This week I was at the Cog X event in London. As a cross disciplinary event it covers all areas from healthcare, education, work, ethics and a host of tech trends like AI and Blockchain. My main reason for being there, Web 3.0 and decentralisation.
Before I get into it, I want to point out that I’m not affiliated with any of the people or companies I mention in this article.
I’ve been deep in the proverbial rabbit hole for a few years now, and have watched the nomenclature evolve from crypto, to blockchain, to DLT, then back to crypto.
Today we have a confused quagmire of all of the above and no one really understands or cares about the difference. But lately we’re starting to see another term enter the vocabulary, which in my mind could stick around for a while and even propel this space to a wider audience. That’s Web 3.
The internet is at an important inflection point and the road ahead has a fork in it, the opportunity to take a new way is ahead of us. I’m talking about a new way of using the web, and a new infrastructure that could enable it.
Recently, we’ve started to see a resurgence towards decentralisation on the web. This is about bringing control to end users, removing middlemen and increasing privacy.
These are the core tenants of decentralisation and we’re starting to see a rhetoric of a new web that includes this kind of infrastructure. One which is not ‘controlled’ by data monopolies and web giants.

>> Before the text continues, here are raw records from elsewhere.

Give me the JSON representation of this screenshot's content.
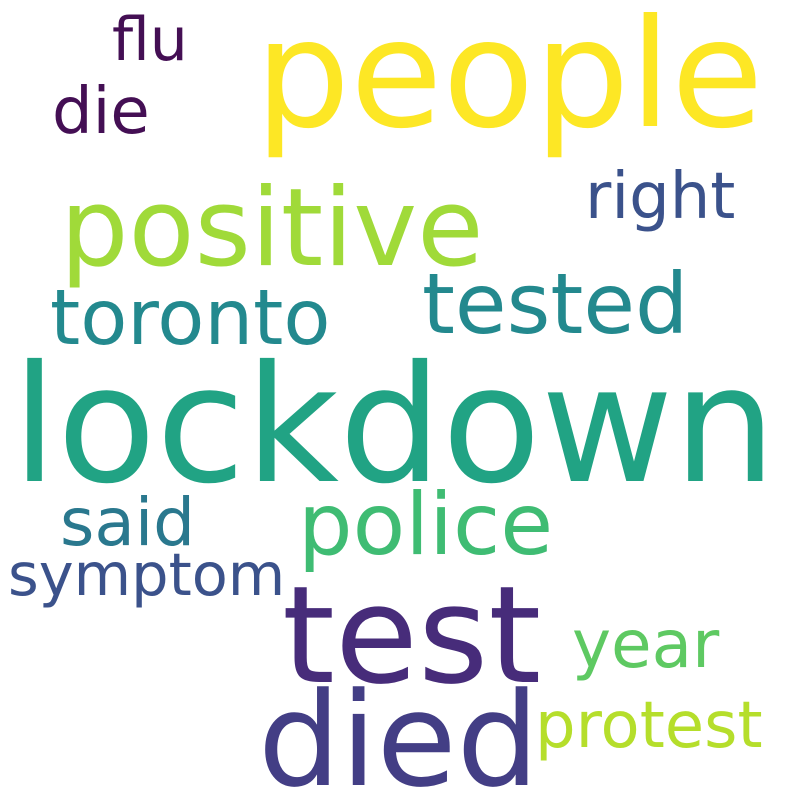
{
  "words": {
    "lockdown": {
      "text": "lockdown",
      "color": "#21a384"
    },
    "people": {
      "text": "people",
      "color": "#fde725"
    },
    "positive": {
      "text": "positive",
      "color": "#a0da39"
    },
    "test": {
      "text": "test",
      "color": "#472c7a"
    },
    "died": {
      "text": "died",
      "color": "#433e85"
    },
    "police": {
      "text": "police",
      "color": "#3fbc73"
    },
    "tested": {
      "text": "tested",
      "color": "#23898e"
    },
    "toronto": {
      "text": "toronto",
      "color": "#23898e"
    },
    "right": {
      "text": "right",
      "color": "#3b528b"
    },
    "protest": {
      "text": "protest",
      "color": "#b5de2b"
    },
    "year": {
      "text": "year",
      "color": "#5ec962"
    },
    "said": {
      "text": "said",
      "color": "#2a788e"
    },
    "symptom": {
      "text": "symptom",
      "color": "#3b528b"
    },
    "die": {
      "text": "die",
      "color": "#440f54"
    },
    "flu": {
      "text": "flu",
      "color": "#440f54"
    }
  }
}
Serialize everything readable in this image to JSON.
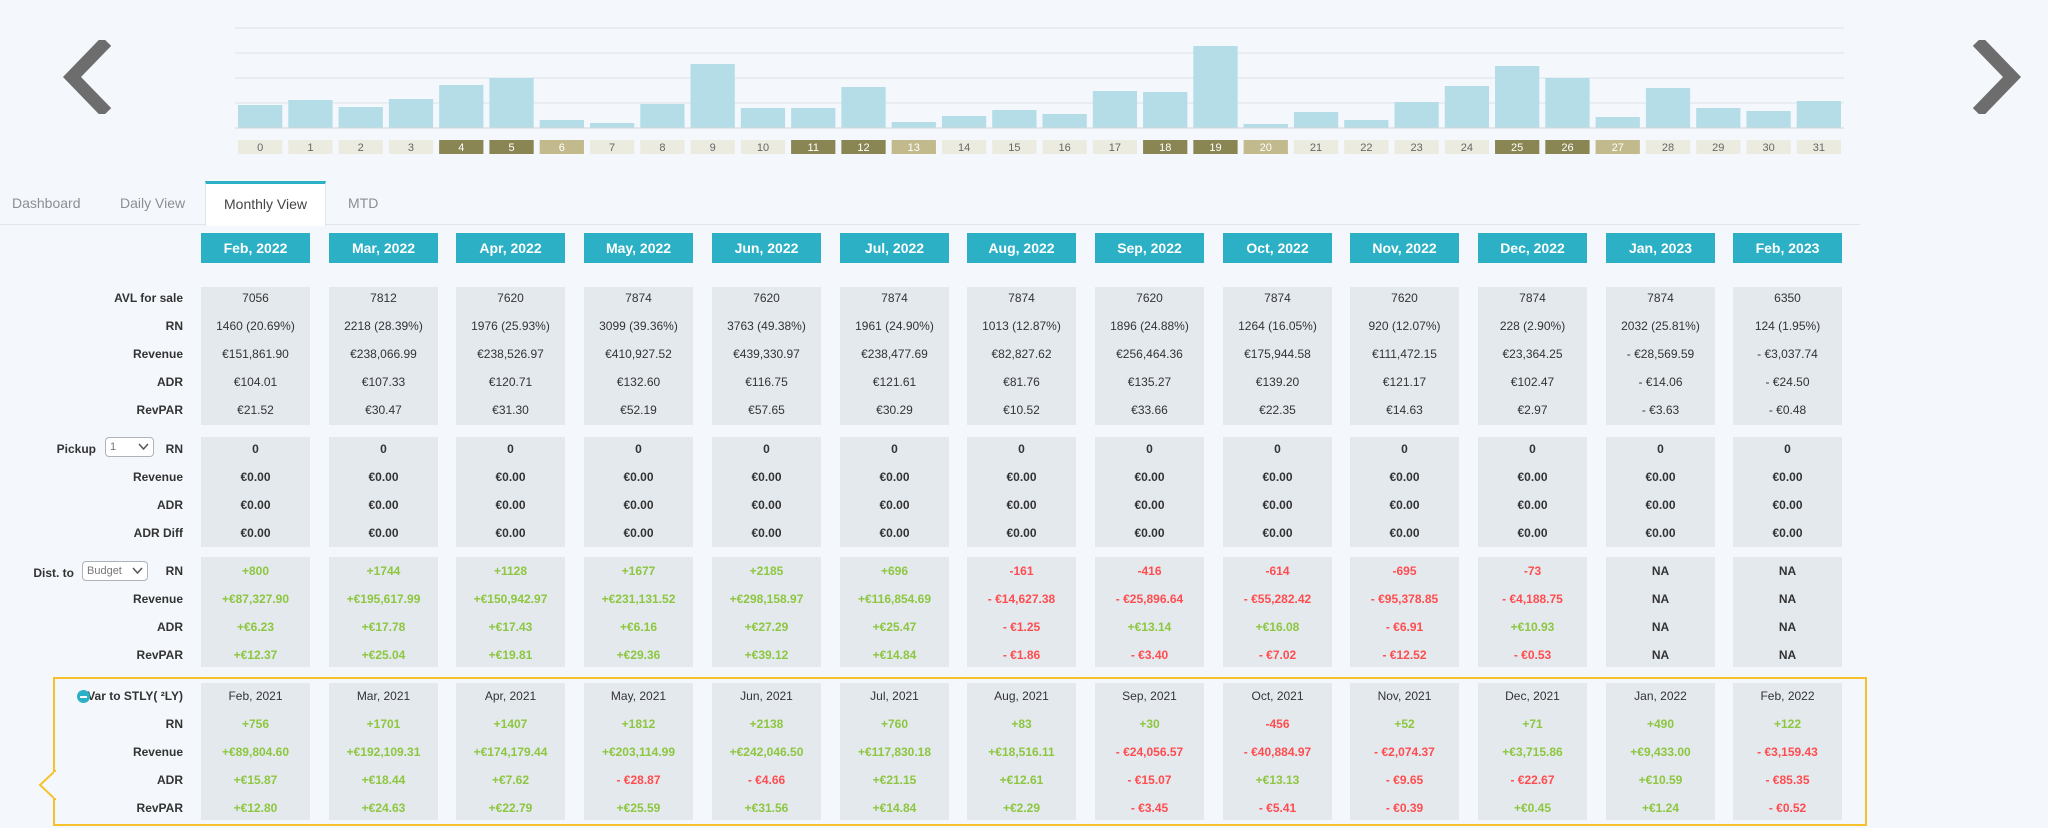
{
  "tabs": [
    {
      "label": "Dashboard"
    },
    {
      "label": "Daily View"
    },
    {
      "label": "Monthly View"
    },
    {
      "label": "MTD"
    }
  ],
  "chart_data": {
    "type": "bar",
    "categories": [
      "0",
      "1",
      "2",
      "3",
      "4",
      "5",
      "6",
      "7",
      "8",
      "9",
      "10",
      "11",
      "12",
      "13",
      "14",
      "15",
      "16",
      "17",
      "18",
      "19",
      "20",
      "21",
      "22",
      "23",
      "24",
      "25",
      "26",
      "27",
      "28",
      "29",
      "30",
      "31"
    ],
    "values": [
      23,
      28,
      21,
      29,
      43,
      50,
      8,
      5,
      24,
      64,
      20,
      20,
      41,
      6,
      12,
      18,
      14,
      37,
      36,
      82,
      4,
      16,
      8,
      26,
      42,
      62,
      50,
      11,
      40,
      20,
      17,
      27
    ],
    "ylim": [
      0,
      100
    ],
    "grid": true,
    "bar_color": "#b5dde7",
    "label_colors": [
      "#ebebdf",
      "#ebebdf",
      "#ebebdf",
      "#ebebdf",
      "#8a8653",
      "#8a8653",
      "#c2b98d",
      "#ebebdf",
      "#ebebdf",
      "#ebebdf",
      "#ebebdf",
      "#8a8653",
      "#8a8653",
      "#c2b98d",
      "#ebebdf",
      "#ebebdf",
      "#ebebdf",
      "#ebebdf",
      "#8a8653",
      "#8a8653",
      "#c2b98d",
      "#ebebdf",
      "#ebebdf",
      "#ebebdf",
      "#ebebdf",
      "#8a8653",
      "#8a8653",
      "#c2b98d",
      "#ebebdf",
      "#ebebdf",
      "#ebebdf",
      "#ebebdf"
    ],
    "label_text_colors": [
      "#666",
      "#666",
      "#666",
      "#666",
      "#fff",
      "#fff",
      "#fff",
      "#666",
      "#666",
      "#666",
      "#666",
      "#fff",
      "#fff",
      "#fff",
      "#666",
      "#666",
      "#666",
      "#666",
      "#fff",
      "#fff",
      "#fff",
      "#666",
      "#666",
      "#666",
      "#666",
      "#fff",
      "#fff",
      "#fff",
      "#666",
      "#666",
      "#666",
      "#666"
    ]
  },
  "months": [
    "Feb, 2022",
    "Mar, 2022",
    "Apr, 2022",
    "May, 2022",
    "Jun, 2022",
    "Jul, 2022",
    "Aug, 2022",
    "Sep, 2022",
    "Oct, 2022",
    "Nov, 2022",
    "Dec, 2022",
    "Jan, 2023",
    "Feb, 2023"
  ],
  "colors": {
    "accent": "#2bb0c6",
    "positive": "#8dc63f",
    "negative": "#ff4d4f",
    "highlight": "#f5c22d"
  },
  "sections": {
    "otb": {
      "rows": [
        {
          "label": "AVL for sale",
          "style": "plain",
          "values": [
            "7056",
            "7812",
            "7620",
            "7874",
            "7620",
            "7874",
            "7874",
            "7620",
            "7874",
            "7620",
            "7874",
            "7874",
            "6350"
          ]
        },
        {
          "label": "RN",
          "style": "plain",
          "values": [
            "1460 (20.69%)",
            "2218 (28.39%)",
            "1976 (25.93%)",
            "3099 (39.36%)",
            "3763 (49.38%)",
            "1961 (24.90%)",
            "1013 (12.87%)",
            "1896 (24.88%)",
            "1264 (16.05%)",
            "920 (12.07%)",
            "228 (2.90%)",
            "2032 (25.81%)",
            "124 (1.95%)"
          ]
        },
        {
          "label": "Revenue",
          "style": "plain",
          "values": [
            "€151,861.90",
            "€238,066.99",
            "€238,526.97",
            "€410,927.52",
            "€439,330.97",
            "€238,477.69",
            "€82,827.62",
            "€256,464.36",
            "€175,944.58",
            "€111,472.15",
            "€23,364.25",
            "- €28,569.59",
            "- €3,037.74"
          ]
        },
        {
          "label": "ADR",
          "style": "plain",
          "values": [
            "€104.01",
            "€107.33",
            "€120.71",
            "€132.60",
            "€116.75",
            "€121.61",
            "€81.76",
            "€135.27",
            "€139.20",
            "€121.17",
            "€102.47",
            "- €14.06",
            "- €24.50"
          ]
        },
        {
          "label": "RevPAR",
          "style": "plain",
          "values": [
            "€21.52",
            "€30.47",
            "€31.30",
            "€52.19",
            "€57.65",
            "€30.29",
            "€10.52",
            "€33.66",
            "€22.35",
            "€14.63",
            "€2.97",
            "- €3.63",
            "- €0.48"
          ]
        }
      ]
    },
    "pickup": {
      "label": "Pickup",
      "select_value": "1",
      "rows": [
        {
          "label": "RN",
          "style": "bold",
          "values": [
            "0",
            "0",
            "0",
            "0",
            "0",
            "0",
            "0",
            "0",
            "0",
            "0",
            "0",
            "0",
            "0"
          ]
        },
        {
          "label": "Revenue",
          "style": "bold",
          "values": [
            "€0.00",
            "€0.00",
            "€0.00",
            "€0.00",
            "€0.00",
            "€0.00",
            "€0.00",
            "€0.00",
            "€0.00",
            "€0.00",
            "€0.00",
            "€0.00",
            "€0.00"
          ]
        },
        {
          "label": "ADR",
          "style": "bold",
          "values": [
            "€0.00",
            "€0.00",
            "€0.00",
            "€0.00",
            "€0.00",
            "€0.00",
            "€0.00",
            "€0.00",
            "€0.00",
            "€0.00",
            "€0.00",
            "€0.00",
            "€0.00"
          ]
        },
        {
          "label": "ADR Diff",
          "style": "bold",
          "values": [
            "€0.00",
            "€0.00",
            "€0.00",
            "€0.00",
            "€0.00",
            "€0.00",
            "€0.00",
            "€0.00",
            "€0.00",
            "€0.00",
            "€0.00",
            "€0.00",
            "€0.00"
          ]
        }
      ]
    },
    "dist": {
      "label": "Dist. to",
      "select_value": "Budget",
      "rows": [
        {
          "label": "RN",
          "style": "signed",
          "values": [
            "+800",
            "+1744",
            "+1128",
            "+1677",
            "+2185",
            "+696",
            "-161",
            "-416",
            "-614",
            "-695",
            "-73",
            "NA",
            "NA"
          ]
        },
        {
          "label": "Revenue",
          "style": "signed",
          "values": [
            "+€87,327.90",
            "+€195,617.99",
            "+€150,942.97",
            "+€231,131.52",
            "+€298,158.97",
            "+€116,854.69",
            "- €14,627.38",
            "- €25,896.64",
            "- €55,282.42",
            "- €95,378.85",
            "- €4,188.75",
            "NA",
            "NA"
          ]
        },
        {
          "label": "ADR",
          "style": "signed",
          "values": [
            "+€6.23",
            "+€17.78",
            "+€17.43",
            "+€6.16",
            "+€27.29",
            "+€25.47",
            "- €1.25",
            "+€13.14",
            "+€16.08",
            "- €6.91",
            "+€10.93",
            "NA",
            "NA"
          ]
        },
        {
          "label": "RevPAR",
          "style": "signed",
          "values": [
            "+€12.37",
            "+€25.04",
            "+€19.81",
            "+€29.36",
            "+€39.12",
            "+€14.84",
            "- €1.86",
            "- €3.40",
            "- €7.02",
            "- €12.52",
            "- €0.53",
            "NA",
            "NA"
          ]
        }
      ]
    },
    "stly": {
      "label": "Var to STLY( ²LY)",
      "months": [
        "Feb, 2021",
        "Mar, 2021",
        "Apr, 2021",
        "May, 2021",
        "Jun, 2021",
        "Jul, 2021",
        "Aug, 2021",
        "Sep, 2021",
        "Oct, 2021",
        "Nov, 2021",
        "Dec, 2021",
        "Jan, 2022",
        "Feb, 2022"
      ],
      "rows": [
        {
          "label": "RN",
          "style": "signed",
          "values": [
            "+756",
            "+1701",
            "+1407",
            "+1812",
            "+2138",
            "+760",
            "+83",
            "+30",
            "-456",
            "+52",
            "+71",
            "+490",
            "+122"
          ]
        },
        {
          "label": "Revenue",
          "style": "signed",
          "values": [
            "+€89,804.60",
            "+€192,109.31",
            "+€174,179.44",
            "+€203,114.99",
            "+€242,046.50",
            "+€117,830.18",
            "+€18,516.11",
            "- €24,056.57",
            "- €40,884.97",
            "- €2,074.37",
            "+€3,715.86",
            "+€9,433.00",
            "- €3,159.43"
          ]
        },
        {
          "label": "ADR",
          "style": "signed",
          "values": [
            "+€15.87",
            "+€18.44",
            "+€7.62",
            "- €28.87",
            "- €4.66",
            "+€21.15",
            "+€12.61",
            "- €15.07",
            "+€13.13",
            "- €9.65",
            "- €22.67",
            "+€10.59",
            "- €85.35"
          ]
        },
        {
          "label": "RevPAR",
          "style": "signed",
          "values": [
            "+€12.80",
            "+€24.63",
            "+€22.79",
            "+€25.59",
            "+€31.56",
            "+€14.84",
            "+€2.29",
            "- €3.45",
            "- €5.41",
            "- €0.39",
            "+€0.45",
            "+€1.24",
            "- €0.52"
          ]
        }
      ]
    }
  }
}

The usual suspects Facebook, Amazon, Microsoft, Google, Apple get bashed around at conferences like Cog X as the bad guys who the start-ups want to displace from their mantel.
While it may be true that, to some degree, the incumbents will eat away at FAMGA’s market cap. The potential is more than that.
Apple didn’t get a trillion-dollar market cap by eating away at IBMs market. It created a new one, personal computers, and grew it. Now we have a personal computer in all of our pockets and the world is a different place.
The evolution of the web is happening organically in an uncoordinated manner.
Despite the influence the web giants have. Ultimately, it’s down to users to decide what they want to do online. If people want more privacy, more security, less ads and less noise, then that demand will be met.
Based on my experience this week, there are plenty of people building things that point towards this direction for the web, but whether that supply will be met is yet to be seen.
One thing is clear though, the true test of the innovators dilemma is not too far away for the web giants.
Richard Muirhead, one of the co founders of Fabric Ventures, a VC firm based in London that invests in Web 3.0 gave a speech titled “Capitalism is Dead, Long Live Capitalism”, you can find the full talk here.
Muirhead paints a picture of how the web could be, as a natural evolution that stems from generation defining moments. No doubt Bitcoin represents a generational step change and ‘the internet of value’ is one defining aspect of the Web 3 movement.
The important thing to remember here is that it’s about using technology to enable human progress. Technology is what makes us human and is a tremendous tool for good, what we do with it is up to us.
Another interesting talk was given by Ben Livshits, Chief Scientist at Brave Software, you can watch it here.
I’ve been using Brave as my default browser for over a month now, and can say it’s a more pleasant experience not having ads pop up all the time and it’s pretty quick. I’ve got a few BAT in my wallet now as well which isn’t too bad either!
It’s no surprise that they are getting traction. More than 7 million MAU probably makes it one of the most actively used products in the whole Web 3.0 space.
This makes sense as Browsers are the main way people interact with the internet, this is a crucial on ramp that encourages widespread adoption of Web 3.0. It’s interesting to see a privacy focussed browser get traction and I’m curious to know how many ‘no coiners’ or non-crypto people start using it.
Probably the most important aspect of Web 3.0 is not what happens at the application layer, like a browser, but what happens lower down the stack on the network layer.
Jeremy Welch, CEO and Founder of Casa, showcased the tremendous growth of the lightning network and how peer-to-peer networks represent a move away from the hierarchal nature of web services today towards a decentralised structure, owned and operated by users. Watch it here.
It’s interesting to note the role nodes play on decentralised networks and the active participation that is required from hobbyists, to institutional investors, but that’s a post for another day.
One of the main takeaways from Cog X this year is that it’s time for the pendulum to swing from extreme forms of centralised control in the hands of the few to a more decentralised structure in the hands of the many. There is momentum in favour of decentralisation at the moment in the form of intellectual and financial capital, and it’s accelerating.